Well, there you have the dry style and fierce psychological insight of Stendhal – and an insight into the wreckage that would almost certainly follow if she fell for the tutor.

The second part of the novel deals with the aristocracy.  These people look down on anyone not descended from a Crusader (apparently forgetting that the Crusaders lost.)  It is a world of mental stagnation and frightful boredom.

There is no income of a hundred thousand crowns, no blue riband that can prevail against a drawing-room so constituted.  The smallest living idea seemed an outrage.  Despite good tone, perfect manners, the desire to be agreeable, boredom was written upon every brow.  The young men who came to pay their respects, afraid to speak of anything that might lead to their being suspected of thinking, afraid to reveal some forbidden reading, became silent after a few elegantly phrased sentences on Rossini and the weather.

Here are the aspirations of the Marquise de La Mole.

Baron de La Joumate was a chilly creature with expressionless features.  He was small, thin, ugly, he spent all his time at the Chateau, and, as a rule he had nothing to say about anything.  His speech revealed his mind.  Madame de La Mole would have been passionately happy, for the first time in her life, if she could have secured him as a husband for her daughter.

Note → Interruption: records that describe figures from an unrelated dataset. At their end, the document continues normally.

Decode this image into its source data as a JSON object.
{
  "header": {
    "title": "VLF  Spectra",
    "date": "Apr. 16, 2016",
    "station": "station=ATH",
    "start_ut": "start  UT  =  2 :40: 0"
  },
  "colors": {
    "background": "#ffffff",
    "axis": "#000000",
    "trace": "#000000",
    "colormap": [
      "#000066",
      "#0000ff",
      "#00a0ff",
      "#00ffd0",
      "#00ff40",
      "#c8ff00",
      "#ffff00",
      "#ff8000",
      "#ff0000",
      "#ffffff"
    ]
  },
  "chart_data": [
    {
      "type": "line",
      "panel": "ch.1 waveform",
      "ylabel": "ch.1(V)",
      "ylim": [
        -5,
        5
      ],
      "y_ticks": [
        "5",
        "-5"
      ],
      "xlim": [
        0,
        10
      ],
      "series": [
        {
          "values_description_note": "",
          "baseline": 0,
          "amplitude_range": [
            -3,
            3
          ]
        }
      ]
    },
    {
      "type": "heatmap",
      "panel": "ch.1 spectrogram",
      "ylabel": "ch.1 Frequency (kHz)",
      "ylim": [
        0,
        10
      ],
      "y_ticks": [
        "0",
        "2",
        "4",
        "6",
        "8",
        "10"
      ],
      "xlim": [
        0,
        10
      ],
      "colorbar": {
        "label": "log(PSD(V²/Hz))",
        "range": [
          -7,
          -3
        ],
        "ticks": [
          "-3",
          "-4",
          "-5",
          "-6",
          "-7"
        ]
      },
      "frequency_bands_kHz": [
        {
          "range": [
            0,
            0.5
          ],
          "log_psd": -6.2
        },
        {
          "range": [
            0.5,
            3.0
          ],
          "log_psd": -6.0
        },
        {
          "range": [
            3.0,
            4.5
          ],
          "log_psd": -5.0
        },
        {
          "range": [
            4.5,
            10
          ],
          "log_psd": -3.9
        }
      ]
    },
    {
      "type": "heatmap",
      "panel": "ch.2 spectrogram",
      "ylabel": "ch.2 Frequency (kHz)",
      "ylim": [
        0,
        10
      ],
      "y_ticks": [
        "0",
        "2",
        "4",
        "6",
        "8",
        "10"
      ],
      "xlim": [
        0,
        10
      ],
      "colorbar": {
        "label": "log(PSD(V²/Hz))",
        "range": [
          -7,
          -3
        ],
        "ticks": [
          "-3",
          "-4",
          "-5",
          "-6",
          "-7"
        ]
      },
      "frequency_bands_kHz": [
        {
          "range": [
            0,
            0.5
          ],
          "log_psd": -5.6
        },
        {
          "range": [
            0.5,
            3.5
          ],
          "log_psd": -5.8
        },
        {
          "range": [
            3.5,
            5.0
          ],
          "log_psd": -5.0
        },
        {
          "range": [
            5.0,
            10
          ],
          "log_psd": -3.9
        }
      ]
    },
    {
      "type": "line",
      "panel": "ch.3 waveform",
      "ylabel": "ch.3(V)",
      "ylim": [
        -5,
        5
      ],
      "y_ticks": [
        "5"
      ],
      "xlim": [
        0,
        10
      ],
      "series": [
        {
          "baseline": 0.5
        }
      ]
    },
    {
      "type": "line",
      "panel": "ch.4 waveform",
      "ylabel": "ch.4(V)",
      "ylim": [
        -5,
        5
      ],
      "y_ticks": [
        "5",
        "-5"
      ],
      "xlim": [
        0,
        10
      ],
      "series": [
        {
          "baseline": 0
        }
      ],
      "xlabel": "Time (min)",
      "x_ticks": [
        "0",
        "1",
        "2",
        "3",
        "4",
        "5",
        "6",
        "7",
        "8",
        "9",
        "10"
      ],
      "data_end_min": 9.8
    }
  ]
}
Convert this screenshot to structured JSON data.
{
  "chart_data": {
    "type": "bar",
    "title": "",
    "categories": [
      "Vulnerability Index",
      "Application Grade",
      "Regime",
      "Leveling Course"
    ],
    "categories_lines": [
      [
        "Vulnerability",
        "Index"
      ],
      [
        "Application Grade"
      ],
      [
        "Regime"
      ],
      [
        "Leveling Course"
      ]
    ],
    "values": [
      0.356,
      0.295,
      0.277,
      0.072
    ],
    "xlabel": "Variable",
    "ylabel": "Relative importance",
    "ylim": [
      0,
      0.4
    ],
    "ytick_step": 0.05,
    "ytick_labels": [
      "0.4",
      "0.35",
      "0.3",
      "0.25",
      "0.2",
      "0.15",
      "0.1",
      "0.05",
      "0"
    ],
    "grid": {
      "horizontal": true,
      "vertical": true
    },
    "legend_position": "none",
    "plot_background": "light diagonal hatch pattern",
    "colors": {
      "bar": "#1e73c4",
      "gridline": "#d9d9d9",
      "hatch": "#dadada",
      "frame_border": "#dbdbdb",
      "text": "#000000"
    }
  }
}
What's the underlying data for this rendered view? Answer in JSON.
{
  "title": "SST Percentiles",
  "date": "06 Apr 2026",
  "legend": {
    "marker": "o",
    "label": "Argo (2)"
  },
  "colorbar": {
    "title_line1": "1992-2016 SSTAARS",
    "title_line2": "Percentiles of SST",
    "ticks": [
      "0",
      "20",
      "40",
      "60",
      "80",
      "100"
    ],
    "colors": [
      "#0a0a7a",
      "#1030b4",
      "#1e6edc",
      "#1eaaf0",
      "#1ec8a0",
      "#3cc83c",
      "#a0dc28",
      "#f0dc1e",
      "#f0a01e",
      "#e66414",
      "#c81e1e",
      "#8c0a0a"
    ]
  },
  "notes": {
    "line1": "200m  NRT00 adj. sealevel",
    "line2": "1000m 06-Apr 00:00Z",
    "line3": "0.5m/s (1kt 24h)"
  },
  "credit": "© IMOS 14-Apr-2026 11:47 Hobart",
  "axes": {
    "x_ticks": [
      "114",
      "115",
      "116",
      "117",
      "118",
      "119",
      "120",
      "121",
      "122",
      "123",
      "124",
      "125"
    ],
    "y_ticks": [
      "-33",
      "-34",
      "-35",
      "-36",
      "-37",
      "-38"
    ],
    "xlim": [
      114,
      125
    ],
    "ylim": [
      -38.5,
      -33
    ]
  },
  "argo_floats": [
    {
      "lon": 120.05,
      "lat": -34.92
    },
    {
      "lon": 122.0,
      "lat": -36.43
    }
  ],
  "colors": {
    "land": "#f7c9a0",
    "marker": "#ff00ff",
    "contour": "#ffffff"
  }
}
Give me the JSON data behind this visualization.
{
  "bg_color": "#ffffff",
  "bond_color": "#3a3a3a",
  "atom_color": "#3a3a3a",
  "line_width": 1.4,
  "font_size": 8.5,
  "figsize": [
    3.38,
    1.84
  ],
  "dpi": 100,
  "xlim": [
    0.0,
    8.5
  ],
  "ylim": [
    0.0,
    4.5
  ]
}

What a drab, cruel world.  Barry Humphries and Clive James would have liked this writing, but is it any wonder that adultery was the order of the day?  And it is no surprise that the daughter would be ripe for plucking by the hero.

In having an affair with Sorel, Mathilde is, in the words of the author, outraging her caste.

‘If, with his poverty, Julien had been noble, my love would be nothing more than a piece of vulgar folly, an unfortunate marriage; it would lack that element which characterises great passion; the immensity of the difficulty to be overcome and the dark uncertainty of the issue’.

Her brother sees Julien differently.

Beware of that young man who has so much energy…if the Revolution comes again, he will have us all guillotined.

Here is how this dry writer describes the end of his hero.

The bad air of the cell was becoming intolerable to Julien; happily, on the day on which they told him he was to die, a lovely sun enlivened nature, and Julien was in a courageous mood.  To walk in the open air was to him a delicious sensation, as to walk on land might be to a sailor who has been long at sea.  Well, everything is going well, he told himself, I don’t lack courage.  Never had that head been so poetic as when it was about to fall.  The sweet moments he had passed in the woods of Vergy crowded upon his memory with the utmost force.  Everything took place simply decently, and on his side without affectation.

It takes nerve to write as sparely as that, but you can see why Stendhal had such appeal for the later American writer named Ernest Hemingway.  He would take aspects of the hero of the other great Stendhal novel as a model for parts of Farewell to Arms.

For many, now, the passion of this 19th century melodrama will be way over the top; a political sub-plot in the second half of the novel comes from and goes to nowhere; then with a rapid change of pace, the whole deal unfolds in three pages; some might ask whether the hero has any heart at all; and it’s a bit rough to be executed for murder when the victim is alive and begging for mercy. 

But, boy, this guy could write, and this novel is a stand-out.  And fans of the film La reine Margot will recall that the de La Mole family had form with the severed heads of lovers.

Like a lot of the novels of Balzac, Flaubert, and Proust, this one is a study in caste in France after Napoleon.  They make you wonder why the French bothered to have a revolution at all.